The "do not disturb at night" window is computed in UTC or the company's home timezone instead of each recipient's local time.

Why: Server time is what the scheduler naturally has; per-user timezones require storing and refreshing device timezone data.

WRONG: Campaign scheduled for 9 AM Pacific fires globally at once: Mumbai receives it at 9:30 PM, Tokyo at 1 AM, and the 3 AM push in Sydney converts directly into opt-outs.
RIGHT: Store IANA timezone per user (refreshed on app launch). Defer in-window sends to next local 08:00 with jittered release; pre-shard campaigns into per-timezone waves. P0 bypasses quiet hours by definition.
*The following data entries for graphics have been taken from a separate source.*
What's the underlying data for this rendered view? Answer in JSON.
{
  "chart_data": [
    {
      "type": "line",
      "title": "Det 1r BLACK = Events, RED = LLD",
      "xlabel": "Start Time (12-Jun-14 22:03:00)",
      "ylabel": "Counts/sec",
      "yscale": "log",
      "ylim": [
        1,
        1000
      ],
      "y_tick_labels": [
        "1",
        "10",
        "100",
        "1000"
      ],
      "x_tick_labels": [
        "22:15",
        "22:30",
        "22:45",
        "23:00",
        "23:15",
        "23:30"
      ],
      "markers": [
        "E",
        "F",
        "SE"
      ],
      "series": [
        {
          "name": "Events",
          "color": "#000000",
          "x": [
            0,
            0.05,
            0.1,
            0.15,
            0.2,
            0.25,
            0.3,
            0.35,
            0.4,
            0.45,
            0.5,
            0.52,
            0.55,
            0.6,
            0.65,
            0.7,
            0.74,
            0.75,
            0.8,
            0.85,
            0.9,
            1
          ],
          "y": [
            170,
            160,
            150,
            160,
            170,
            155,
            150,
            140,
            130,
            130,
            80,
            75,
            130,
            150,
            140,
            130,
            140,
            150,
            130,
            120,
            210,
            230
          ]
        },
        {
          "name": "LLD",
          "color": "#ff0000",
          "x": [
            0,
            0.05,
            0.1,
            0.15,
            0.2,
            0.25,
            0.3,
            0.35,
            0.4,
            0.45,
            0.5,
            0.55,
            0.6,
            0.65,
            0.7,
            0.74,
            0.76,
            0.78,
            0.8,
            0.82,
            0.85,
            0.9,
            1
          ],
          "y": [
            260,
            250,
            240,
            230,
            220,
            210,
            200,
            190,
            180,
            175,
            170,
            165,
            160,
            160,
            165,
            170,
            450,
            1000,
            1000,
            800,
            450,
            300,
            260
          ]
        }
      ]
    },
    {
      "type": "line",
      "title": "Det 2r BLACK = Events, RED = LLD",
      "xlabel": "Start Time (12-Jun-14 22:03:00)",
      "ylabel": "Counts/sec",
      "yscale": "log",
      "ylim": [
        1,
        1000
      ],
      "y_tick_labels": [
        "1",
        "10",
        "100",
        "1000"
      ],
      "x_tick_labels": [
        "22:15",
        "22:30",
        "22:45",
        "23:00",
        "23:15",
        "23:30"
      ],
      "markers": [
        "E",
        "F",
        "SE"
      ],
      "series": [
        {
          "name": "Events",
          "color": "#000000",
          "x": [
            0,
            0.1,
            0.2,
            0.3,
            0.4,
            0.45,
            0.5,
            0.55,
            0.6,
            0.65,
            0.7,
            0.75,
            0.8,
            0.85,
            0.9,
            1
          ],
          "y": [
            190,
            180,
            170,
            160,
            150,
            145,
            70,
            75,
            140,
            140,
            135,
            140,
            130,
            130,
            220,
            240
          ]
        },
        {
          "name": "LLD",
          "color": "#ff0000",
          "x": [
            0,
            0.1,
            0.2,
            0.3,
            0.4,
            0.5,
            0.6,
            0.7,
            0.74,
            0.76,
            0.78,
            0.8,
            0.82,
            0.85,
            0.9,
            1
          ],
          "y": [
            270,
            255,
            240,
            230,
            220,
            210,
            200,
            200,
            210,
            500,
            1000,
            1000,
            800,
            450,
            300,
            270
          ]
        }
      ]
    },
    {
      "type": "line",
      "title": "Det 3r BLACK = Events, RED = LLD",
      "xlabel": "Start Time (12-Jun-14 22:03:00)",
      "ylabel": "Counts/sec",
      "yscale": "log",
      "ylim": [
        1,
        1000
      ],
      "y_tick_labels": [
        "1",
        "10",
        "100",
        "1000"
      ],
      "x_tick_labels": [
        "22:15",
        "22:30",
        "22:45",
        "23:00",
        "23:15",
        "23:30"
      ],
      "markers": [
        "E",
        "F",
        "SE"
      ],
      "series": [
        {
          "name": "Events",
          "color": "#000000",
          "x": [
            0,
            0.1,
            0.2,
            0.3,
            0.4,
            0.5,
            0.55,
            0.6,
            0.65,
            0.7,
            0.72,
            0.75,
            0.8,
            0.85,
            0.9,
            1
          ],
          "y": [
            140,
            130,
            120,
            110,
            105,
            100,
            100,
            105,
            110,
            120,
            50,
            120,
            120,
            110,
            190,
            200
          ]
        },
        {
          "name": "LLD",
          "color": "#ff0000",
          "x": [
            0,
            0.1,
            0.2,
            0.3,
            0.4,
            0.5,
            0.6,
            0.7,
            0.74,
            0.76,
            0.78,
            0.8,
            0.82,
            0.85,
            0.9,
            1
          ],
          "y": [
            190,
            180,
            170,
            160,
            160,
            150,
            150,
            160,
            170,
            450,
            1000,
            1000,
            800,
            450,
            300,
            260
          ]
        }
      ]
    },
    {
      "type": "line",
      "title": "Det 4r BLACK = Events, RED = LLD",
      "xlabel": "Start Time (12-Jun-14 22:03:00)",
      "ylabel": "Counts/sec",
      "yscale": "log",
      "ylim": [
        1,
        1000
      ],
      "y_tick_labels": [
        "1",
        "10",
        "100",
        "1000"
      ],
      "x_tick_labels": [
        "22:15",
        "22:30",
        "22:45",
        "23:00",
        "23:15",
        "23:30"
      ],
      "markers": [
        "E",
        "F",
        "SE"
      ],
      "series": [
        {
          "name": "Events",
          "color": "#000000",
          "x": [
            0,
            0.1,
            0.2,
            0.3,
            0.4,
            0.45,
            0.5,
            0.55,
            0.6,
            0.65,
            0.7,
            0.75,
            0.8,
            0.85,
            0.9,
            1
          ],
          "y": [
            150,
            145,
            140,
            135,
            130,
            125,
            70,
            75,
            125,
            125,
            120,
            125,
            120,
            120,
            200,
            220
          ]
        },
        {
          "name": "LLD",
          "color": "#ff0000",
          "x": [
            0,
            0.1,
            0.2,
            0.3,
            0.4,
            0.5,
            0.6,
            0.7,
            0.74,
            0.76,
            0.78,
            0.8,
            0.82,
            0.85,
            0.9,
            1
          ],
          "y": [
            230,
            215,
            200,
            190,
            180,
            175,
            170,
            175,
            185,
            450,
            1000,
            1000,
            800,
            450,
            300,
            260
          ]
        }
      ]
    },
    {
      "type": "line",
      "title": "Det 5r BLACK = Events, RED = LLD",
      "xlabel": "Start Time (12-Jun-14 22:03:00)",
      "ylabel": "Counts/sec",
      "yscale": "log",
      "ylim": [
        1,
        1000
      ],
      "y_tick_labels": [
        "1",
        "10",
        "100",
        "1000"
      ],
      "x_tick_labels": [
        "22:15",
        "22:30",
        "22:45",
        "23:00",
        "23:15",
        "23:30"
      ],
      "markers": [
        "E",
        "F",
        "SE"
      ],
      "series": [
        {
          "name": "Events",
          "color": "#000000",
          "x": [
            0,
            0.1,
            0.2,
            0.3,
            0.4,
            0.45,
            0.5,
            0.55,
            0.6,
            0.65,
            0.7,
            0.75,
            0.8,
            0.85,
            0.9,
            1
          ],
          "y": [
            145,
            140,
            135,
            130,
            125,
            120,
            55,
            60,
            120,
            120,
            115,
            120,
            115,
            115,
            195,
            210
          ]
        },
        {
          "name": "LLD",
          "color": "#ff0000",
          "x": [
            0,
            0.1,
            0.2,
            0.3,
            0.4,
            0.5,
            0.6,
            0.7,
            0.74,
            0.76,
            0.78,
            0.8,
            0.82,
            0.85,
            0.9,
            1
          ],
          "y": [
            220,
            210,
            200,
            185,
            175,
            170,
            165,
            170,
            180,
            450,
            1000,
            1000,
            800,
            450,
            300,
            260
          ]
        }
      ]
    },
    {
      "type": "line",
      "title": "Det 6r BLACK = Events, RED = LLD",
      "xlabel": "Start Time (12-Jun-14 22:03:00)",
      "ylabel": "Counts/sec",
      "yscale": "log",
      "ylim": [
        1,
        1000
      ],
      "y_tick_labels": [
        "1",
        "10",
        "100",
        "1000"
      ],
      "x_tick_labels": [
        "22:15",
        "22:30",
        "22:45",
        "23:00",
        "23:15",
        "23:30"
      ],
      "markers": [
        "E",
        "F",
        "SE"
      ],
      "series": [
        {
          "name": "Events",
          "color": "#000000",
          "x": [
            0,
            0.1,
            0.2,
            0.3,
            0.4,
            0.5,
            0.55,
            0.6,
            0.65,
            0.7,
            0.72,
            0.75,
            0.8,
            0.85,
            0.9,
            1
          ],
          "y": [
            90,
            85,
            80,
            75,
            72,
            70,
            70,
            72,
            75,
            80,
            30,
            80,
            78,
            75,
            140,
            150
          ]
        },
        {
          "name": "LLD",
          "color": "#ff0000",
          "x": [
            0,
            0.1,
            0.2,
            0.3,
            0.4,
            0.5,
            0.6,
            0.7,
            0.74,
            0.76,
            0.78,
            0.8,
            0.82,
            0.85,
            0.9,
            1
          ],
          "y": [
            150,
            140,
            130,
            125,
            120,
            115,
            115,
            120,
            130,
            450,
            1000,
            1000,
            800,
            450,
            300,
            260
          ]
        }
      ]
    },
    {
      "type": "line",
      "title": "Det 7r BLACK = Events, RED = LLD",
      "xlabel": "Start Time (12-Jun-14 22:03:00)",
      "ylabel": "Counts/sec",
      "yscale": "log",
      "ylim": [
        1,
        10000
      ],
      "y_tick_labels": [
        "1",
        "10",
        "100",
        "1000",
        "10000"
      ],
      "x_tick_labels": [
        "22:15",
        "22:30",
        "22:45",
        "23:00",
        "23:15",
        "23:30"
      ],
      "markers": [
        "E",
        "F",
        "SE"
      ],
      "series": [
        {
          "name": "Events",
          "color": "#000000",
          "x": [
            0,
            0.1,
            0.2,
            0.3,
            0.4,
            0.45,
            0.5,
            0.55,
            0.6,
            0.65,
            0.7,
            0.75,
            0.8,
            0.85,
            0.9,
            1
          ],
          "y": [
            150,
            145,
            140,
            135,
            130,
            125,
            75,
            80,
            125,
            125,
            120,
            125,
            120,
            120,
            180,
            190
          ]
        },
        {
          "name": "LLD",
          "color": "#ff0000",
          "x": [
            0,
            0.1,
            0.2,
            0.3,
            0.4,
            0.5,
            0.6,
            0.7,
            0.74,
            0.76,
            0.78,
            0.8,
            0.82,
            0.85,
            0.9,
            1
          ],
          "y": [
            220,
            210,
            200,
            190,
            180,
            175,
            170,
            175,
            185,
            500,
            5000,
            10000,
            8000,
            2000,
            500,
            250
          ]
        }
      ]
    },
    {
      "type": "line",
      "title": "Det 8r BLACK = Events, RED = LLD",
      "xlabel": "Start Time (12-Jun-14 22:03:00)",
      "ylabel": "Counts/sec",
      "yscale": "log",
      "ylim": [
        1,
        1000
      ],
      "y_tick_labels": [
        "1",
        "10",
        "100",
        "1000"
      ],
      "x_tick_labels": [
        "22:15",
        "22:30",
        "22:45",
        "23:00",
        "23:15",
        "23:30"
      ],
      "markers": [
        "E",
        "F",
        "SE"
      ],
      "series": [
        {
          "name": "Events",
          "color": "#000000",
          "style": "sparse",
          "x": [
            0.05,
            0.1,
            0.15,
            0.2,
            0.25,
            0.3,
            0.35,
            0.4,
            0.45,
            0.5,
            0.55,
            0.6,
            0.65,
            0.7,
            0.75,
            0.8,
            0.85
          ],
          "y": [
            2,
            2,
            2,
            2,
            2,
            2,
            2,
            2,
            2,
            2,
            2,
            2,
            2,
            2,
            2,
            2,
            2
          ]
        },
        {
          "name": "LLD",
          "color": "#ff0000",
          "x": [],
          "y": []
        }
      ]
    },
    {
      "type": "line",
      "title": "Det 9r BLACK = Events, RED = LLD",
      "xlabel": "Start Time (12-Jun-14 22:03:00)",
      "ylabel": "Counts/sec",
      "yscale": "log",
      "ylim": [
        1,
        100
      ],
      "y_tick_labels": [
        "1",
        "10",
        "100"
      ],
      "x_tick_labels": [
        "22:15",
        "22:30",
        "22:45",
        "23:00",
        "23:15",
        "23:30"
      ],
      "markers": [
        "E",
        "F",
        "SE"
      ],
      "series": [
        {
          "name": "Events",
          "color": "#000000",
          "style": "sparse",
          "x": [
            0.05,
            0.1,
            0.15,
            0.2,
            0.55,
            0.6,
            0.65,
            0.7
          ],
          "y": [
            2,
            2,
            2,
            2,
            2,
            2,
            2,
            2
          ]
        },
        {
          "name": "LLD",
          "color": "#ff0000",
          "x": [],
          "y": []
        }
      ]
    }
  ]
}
Retrying Permanent Errors Like Transient Ones

CommonFORMULA

The gateway retries every provider failure identically, including 4xx responses that will never succeed, amplifying load during incidents.

Why: A single retry policy is easier to write than an error taxonomy, and the difference only matters under provider stress.

WRONG: FCM has a partial outage; the gateway retries 400s and 410s alongside 503s with no backoff. Traffic triples against a struggling provider, threads burn on futile calls, and the retry storm outlives the outage.
RIGHT: Classify: 5xx/timeout -> retry topic with exponential backoff and jitter (1m, 5m, 25m) behind a circuit breaker; 410/400 token errors -> pruning pipeline, never retried; P0 -> channel failover (push to SMS) after two attempts.